Here’s the problem: famous and brilliant people have been dying at an alarming rate this year, many of them TV names: David Bowie, Alan Rickman, Glenn Frey, Paul Kantner, Terry Wogan, Maurice White, George Kennedy, George Martin, Keith Emerson, Ronnie Corbett, Garry Shandling, Prince, and, at a fearfully early age, Victoria Wood. When I heard that she’d died, last Wednesday, I was in the Radio Times office, where the magazine dated 30 April-6 May 2016 was being put together by a team of dedicated professionals. I was, in that instant, sad. Sad for her, obviously, and sad for her friends and family, and for all the viewers who would never see a new Victoria Wood programme on television, which includes me. And I was also sad for the Peaky Blinders cover. Even a show as rich and beautiful and improving as Peaky Blinders will be on again the week after, and the week after that, and the week after that. But you only die once.
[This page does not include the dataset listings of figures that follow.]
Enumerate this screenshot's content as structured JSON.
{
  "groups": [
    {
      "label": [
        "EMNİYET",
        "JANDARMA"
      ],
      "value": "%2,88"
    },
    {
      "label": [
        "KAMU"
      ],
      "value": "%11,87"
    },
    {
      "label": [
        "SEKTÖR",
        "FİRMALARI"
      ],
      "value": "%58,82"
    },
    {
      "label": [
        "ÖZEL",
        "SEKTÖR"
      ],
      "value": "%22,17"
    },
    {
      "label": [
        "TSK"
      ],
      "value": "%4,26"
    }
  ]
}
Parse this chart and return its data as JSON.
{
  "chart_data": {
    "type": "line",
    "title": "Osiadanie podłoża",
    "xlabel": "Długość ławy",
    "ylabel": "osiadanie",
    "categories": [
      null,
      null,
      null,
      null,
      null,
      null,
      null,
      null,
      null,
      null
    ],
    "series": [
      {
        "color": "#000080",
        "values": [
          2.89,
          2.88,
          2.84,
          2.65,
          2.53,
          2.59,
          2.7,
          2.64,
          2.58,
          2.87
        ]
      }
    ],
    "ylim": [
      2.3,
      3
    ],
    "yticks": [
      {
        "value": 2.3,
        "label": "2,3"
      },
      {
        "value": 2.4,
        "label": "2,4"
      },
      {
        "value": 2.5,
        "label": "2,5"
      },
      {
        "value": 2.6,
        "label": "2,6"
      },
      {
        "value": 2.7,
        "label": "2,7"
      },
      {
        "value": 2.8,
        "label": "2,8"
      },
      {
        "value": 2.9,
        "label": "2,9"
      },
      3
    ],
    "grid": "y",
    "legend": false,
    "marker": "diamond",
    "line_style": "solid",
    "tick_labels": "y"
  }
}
And some lives demand to be memorialised in the affectionate and comprehensive way that the magazine I work for has done this week for Victoria Wood. (As it did for Ronnie Corbett, and Terry Wogan. Just as you turn to 6 Music to get you through the death of a musical hero, Radio Times does the job with a TV hero.)

Which is why I am personally glad that Peaky Blinders made the cover in one very specific part of the country: its home. (The contents of both versions of the magazine are identical.)